Jos. Addison, courtesy Wikimedia Commons
“The old song of 'Chevy-Chase' is the favourite ballad of the common people of England, and Ben Jonson used to say he had rather have been the author of it than of all his works. Sir Philip Sidney in his discourse of Poetry, speaks of it in the following words: 'I never heard the old song of Percy and Douglas that I found not my heart more moved than with a trumpet; and yet it is sung by some blind crowder with no rougher voice than rude style, which being so evil apparelled in the dust and cobweb of that uncivil age, what would it work trimmed in the gorgeous eloquence of Pindar?' For my own part, I am so professed an admirer of this antiquated song, that I shall give my reader a critique upon it without any further apology for so doing…”
     Never mind that Addison’s critique focused on a different ballad of the same title; an interest in what were called “popular antiquities” had been established in the literate classes of Europe by 1700, while well before the US Civil War we have the Brothers Grimm with their collection of Märchen, or folktales, and the invention of the English word “folk-lore,” by William Thoms.

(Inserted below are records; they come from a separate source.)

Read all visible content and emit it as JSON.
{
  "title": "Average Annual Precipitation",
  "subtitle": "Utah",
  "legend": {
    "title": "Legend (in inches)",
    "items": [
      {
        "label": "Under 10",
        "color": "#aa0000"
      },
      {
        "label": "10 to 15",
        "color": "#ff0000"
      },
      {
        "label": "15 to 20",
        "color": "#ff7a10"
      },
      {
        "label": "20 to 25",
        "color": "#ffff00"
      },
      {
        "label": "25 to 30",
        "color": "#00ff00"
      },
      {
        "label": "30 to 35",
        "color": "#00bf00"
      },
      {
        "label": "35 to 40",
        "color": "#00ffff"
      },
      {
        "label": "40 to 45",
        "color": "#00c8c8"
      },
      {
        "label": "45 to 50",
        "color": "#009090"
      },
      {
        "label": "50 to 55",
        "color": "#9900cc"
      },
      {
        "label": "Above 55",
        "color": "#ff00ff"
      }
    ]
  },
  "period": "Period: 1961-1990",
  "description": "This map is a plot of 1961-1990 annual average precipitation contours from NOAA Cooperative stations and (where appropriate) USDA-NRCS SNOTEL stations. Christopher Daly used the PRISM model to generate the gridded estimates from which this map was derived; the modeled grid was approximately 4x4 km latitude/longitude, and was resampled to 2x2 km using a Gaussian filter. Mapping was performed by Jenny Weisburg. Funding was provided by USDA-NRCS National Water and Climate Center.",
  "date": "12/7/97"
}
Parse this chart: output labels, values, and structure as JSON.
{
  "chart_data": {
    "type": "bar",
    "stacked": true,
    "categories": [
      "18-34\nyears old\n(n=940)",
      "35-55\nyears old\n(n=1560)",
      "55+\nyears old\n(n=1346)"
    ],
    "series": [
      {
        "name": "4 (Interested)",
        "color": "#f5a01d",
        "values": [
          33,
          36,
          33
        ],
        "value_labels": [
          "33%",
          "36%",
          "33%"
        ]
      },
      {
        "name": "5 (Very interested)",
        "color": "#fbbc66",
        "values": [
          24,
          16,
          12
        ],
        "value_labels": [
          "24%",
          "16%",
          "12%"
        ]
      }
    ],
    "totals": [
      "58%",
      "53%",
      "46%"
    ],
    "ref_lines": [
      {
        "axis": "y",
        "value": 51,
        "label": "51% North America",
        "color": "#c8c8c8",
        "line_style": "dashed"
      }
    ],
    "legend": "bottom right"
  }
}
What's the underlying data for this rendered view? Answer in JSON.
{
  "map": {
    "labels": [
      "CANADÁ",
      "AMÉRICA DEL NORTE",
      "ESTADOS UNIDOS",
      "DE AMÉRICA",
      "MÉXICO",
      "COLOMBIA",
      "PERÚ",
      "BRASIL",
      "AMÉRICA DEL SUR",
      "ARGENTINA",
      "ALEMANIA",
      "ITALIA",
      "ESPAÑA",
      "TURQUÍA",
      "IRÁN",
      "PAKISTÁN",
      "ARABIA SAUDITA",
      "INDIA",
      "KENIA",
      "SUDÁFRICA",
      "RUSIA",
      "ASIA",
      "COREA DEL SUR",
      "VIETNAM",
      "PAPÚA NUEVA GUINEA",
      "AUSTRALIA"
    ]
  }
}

To the antiquarians, one of the most interesting aspects of folk-lore was how it spread; and the antiquarians settled on the idea that an illiterate peasantry must have passed along the songs and stories and proverbs and riddles by word of mouth, or “oral transmission,” as it was called—by sounding it, in other words. Its sustainability was guaranteed by sound, but at the same time memory was not always accurate, and so the folk-lore gradually changed as it moved from one person to the next, one generation to the next, one place to the next. Invention, too, played its role in oral tradition. A literate culture, they thought, could not have folklore because its literature was written down; once that occurred, the text or the music could not vary. Oral tradition, therefore, was characteristic and important; but also impermanent, unlike writing. So sounding was both the means by which folklore was sustained, but also its Achilles heel.
     In the 1960s folklorists began to pay more attention to written-down folklore. The literate/illiterate dichotomy had grown impossible to sustain with regard to folklore, at least in the US, where (overlooking servants and sharecroppers in their histories) our historians tell us  we never had any peasants. US folklorists could (and did) argue that the working-classes had folklore, but many among them were literate. So it goes, and so it went; and the situation is even more complicated now, as it turns out that many of the old ballads like "Chevy Chase" originated in print and were passed along in print as well as orally, among the literate classes as well as (perhaps better than) the peasants, at least after the medieval period. Besides, at around the same time folklorists were devaluing orality, they were finding that being anthropologists of folklore, rather than collectors of it, had more appeal. Indeed, in the US beginning in the 1950s, at Indiana University and the University of Pennsylvania, folklore became a profession, professionalized; with professors of folklore holding PhDs in the subject, beginning to replace professors of English with PhDs in English and a research and teaching interest in folklore. Graduate students in folklore increasingly produced ethnographies of folk communities and one aspect of their folklife—material culture especially—while the older collections of ballads and folksongs, and folktales, often done by amateurs, did not seem as deep, as exciting, as important.
     Orality need not disappear in the wake of an ethnographic approach to folklore, though. An emphasis on folklife as it is lived has led me, over the years, to a phenomenological perspective: how orality is experienced as sounding. For although sound dissipates, it is experienced unlike other sources of sensation: sound waves vibrate our eardrums and set our bodies in motion; sound vibrates living beings into co-presence with other beings. In sound, we experience connection and co-presence. This connection need not be positive. Sound can unite and make us feel at one with each other and the world, but it can also divide or control, as when used for torture. Sound can make a being happy but it can also drive one mad. A sound ecology will take both possibilities into account, and recognize the debt it owes to folklore studies.